Pensé en escribir un ensayo breve, como una despedida y un reconocimiento, y mis obligaciones editoriales del día son ineludibles y urgentes. Me encuentro entonces con una síntesis perfecta de su cine en una crítica publicada el 17 de octubre de 1984 por Serge Daney acerca de L’amour par terre. Un alivio contar con el libro que la incluye, una lectura de despedida. Para Daney, Rivette no era un cineasta (y un crítico) entre otros; la célebre impugnación del travelling de Kapo había significado una directriz de su trabajo como crítico, una forma de asumir la relación de la crítica con el cine y de ambos con el mundo. Sobre el cine de Rivette decía: “El deseo de ‘hacer’ (y de ‘hacer hacer’) es en él siempre más fuerte que el deseo de ‘decir’. Los ojos son siempre más grandes que el vientre. Devorador de imágenes, cromófago, tragón del sonido directo, todo con la bendición de sus actores. Rivette es, a la manera de Robert Altman (a quien admira bastante), un ‘cineasta puro’. Es decir, alguien que ‘no tiene tema’ [sujet], que no lo quiere, que desconfía de él. Esto es lo que a veces produce malestar”. Después, Daney dirá algo más sobre la relación de Rivette con el teatro, algo que para muchos representa una presunta debilidad de su estética. Error imperdonable de percepción; lo que liga su cine al teatro tiene que ver con “una inmanencia del presente”, como dirá el admirador Daney.

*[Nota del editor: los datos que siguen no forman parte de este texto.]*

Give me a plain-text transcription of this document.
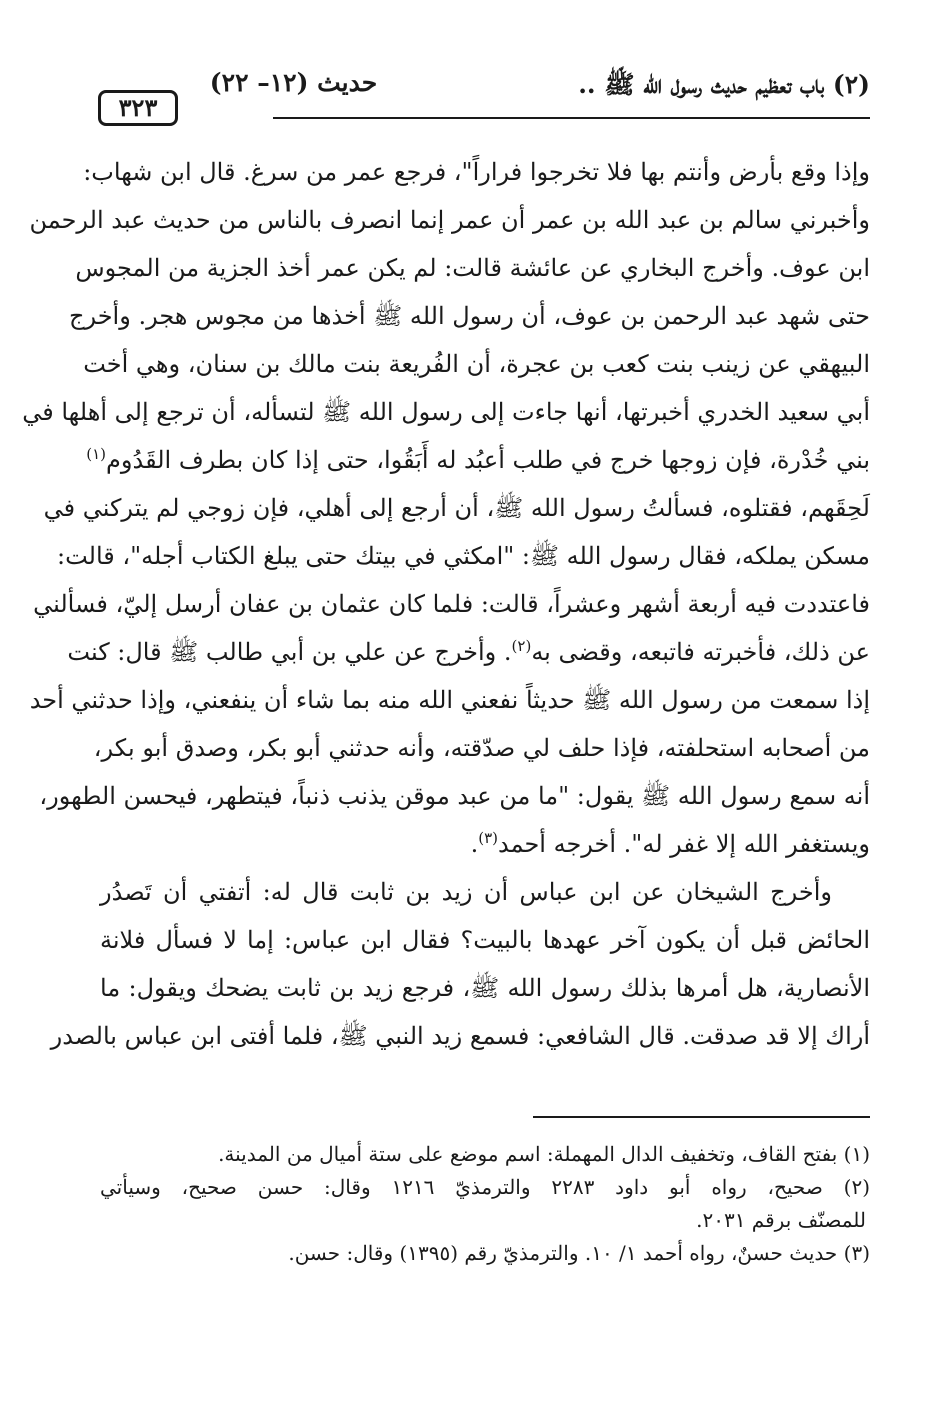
٣٢٣
حديث (١٢– ٢٢)	(٢) باب تعظيم حديث رسول الله ﷺ ..
وإذا وقع بأرض وأنتم بها فلا تخرجوا فراراً"، فرجع عمر من سرغ. قال ابن شهاب:
وأخبرني سالم بن عبد الله بن عمر أن عمر إنما انصرف بالناس من حديث عبد الرحمن
ابن عوف. وأخرج البخاري عن عائشة قالت: لم يكن عمر أخذ الجزية من المجوس
حتى شهد عبد الرحمن بن عوف، أن رسول الله ﷺ أخذها من مجوس هجر. وأخرج
البيهقي عن زينب بنت كعب بن عجرة، أن الفُريعة بنت مالك بن سنان، وهي أخت
أبي سعيد الخدري أخبرتها، أنها جاءت إلى رسول الله ﷺ لتسأله، أن ترجع إلى أهلها في
بني خُدْرة، فإن زوجها خرج في طلب أعبُد له أَبَقُوا، حتى إذا كان بطرف القَدُوم$^{(١)}$
لَحِقَهم، فقتلوه، فسألتُ رسول الله ﷺ، أن أرجع إلى أهلي، فإن زوجي لم يتركني في
مسكن يملكه، فقال رسول الله ﷺ: "امكثي في بيتك حتى يبلغ الكتاب أجله"، قالت:
فاعتددت فيه أربعة أشهر وعشراً، قالت: فلما كان عثمان بن عفان أرسل إليّ، فسألني
عن ذلك، فأخبرته فاتبعه، وقضى به$^{(٢)}$. وأخرج عن علي بن أبي طالب ﷺ قال: كنت
إذا سمعت من رسول الله ﷺ حديثاً نفعني الله منه بما شاء أن ينفعني، وإذا حدثني أحد
من أصحابه استحلفته، فإذا حلف لي صدّقته، وأنه حدثني أبو بكر، وصدق أبو بكر،
أنه سمع رسول الله ﷺ يقول: "ما من عبد موقن يذنب ذنباً، فيتطهر، فيحسن الطهور،
ويستغفر الله إلا غفر له". أخرجه أحمد$^{(٣)}$.
وأخرج الشيخان عن ابن عباس أن زيد بن ثابت قال له: أتفتي أن تَصدُر
الحائض قبل أن يكون آخر عهدها بالبيت؟ فقال ابن عباس: إما لا فسأل فلانة
الأنصارية، هل أمرها بذلك رسول الله ﷺ، فرجع زيد بن ثابت يضحك ويقول: ما
أراك إلا قد صدقت. قال الشافعي: فسمع زيد النبي ﷺ، فلما أفتى ابن عباس بالصدر
(١) بفتح القاف، وتخفيف الدال المهملة: اسم موضع على ستة أميال من المدينة.
(٢) صحيح، رواه أبو داود ٢٢٨٣ والترمذيّ ١٢١٦ وقال: حسن صحيح، وسيأتي
للمصنّف برقم ٢٠٣١.
(٣) حديث حسنٌ، رواه أحمد ١/ ١٠. والترمذيّ رقم (١٣٩٥) وقال: حسن.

Sobre la última y amable película de Rivette, 36 vues du Pic Saint Loup, estrenada en septiembre de 2009 en el Festival de Venecia, escribí:

“En una escena clave del último film del gran Jacques Rivette, pasaje resuelto en dos planos, uno introductorio y el otro un plano secuencia muy placentero, Vittorio (el personaje que interpreta el genial Sergio Castellitto), un viajero acomodado, le dice a Kate (la no menos genial Jane Birkin) que a él no le interesa la vocación sino el azar, y que prefiere buscar, aunque no sabe muy bien qué es lo que busca. Los circos nómades probablemente constituyen una intersección entre azar y vocación: viajan de un pueblo a otro, pero sus miembros repiten pruebas y sketchs. Es por azar que Vittorio encuentra a Kate, tras no parar primero con su auto lujoso y volver luego al pedido de auxilio mecánico en un paraje hermoso de Las Cevenas, zona montañosa del centro y sur de Francia, lo que precipitará una invitación al circo al que ella acaba de volver tras 15 años de ausencia. El glamour de la pareja es indudable, pero el romance quedará en fuera de campo, pues lo que importa aquí es salvar a Kate. ¿De qué? De un trauma que la alejó del circo fundado por su padre y que está relacionado con la muerte de su marido. Así descripto, El último verano puede parecer un drama con giros existenciales, pero se trata de un film ligero y libre en el que Rivette propone una meditación lúdica sobre la representación (teatral) y su relación con el espacio viviente no circunscripto al teatro. ‘La película establece una gran relación con la naturaleza, como si lo equivalente a la espontaneidad de una montaña o de un bosque fuera la actuación y no el naturalismo’: tal vez esta intuición sensible de Quintín sea una vía de acceso a este film amoroso, probablemente el último de Rivette”.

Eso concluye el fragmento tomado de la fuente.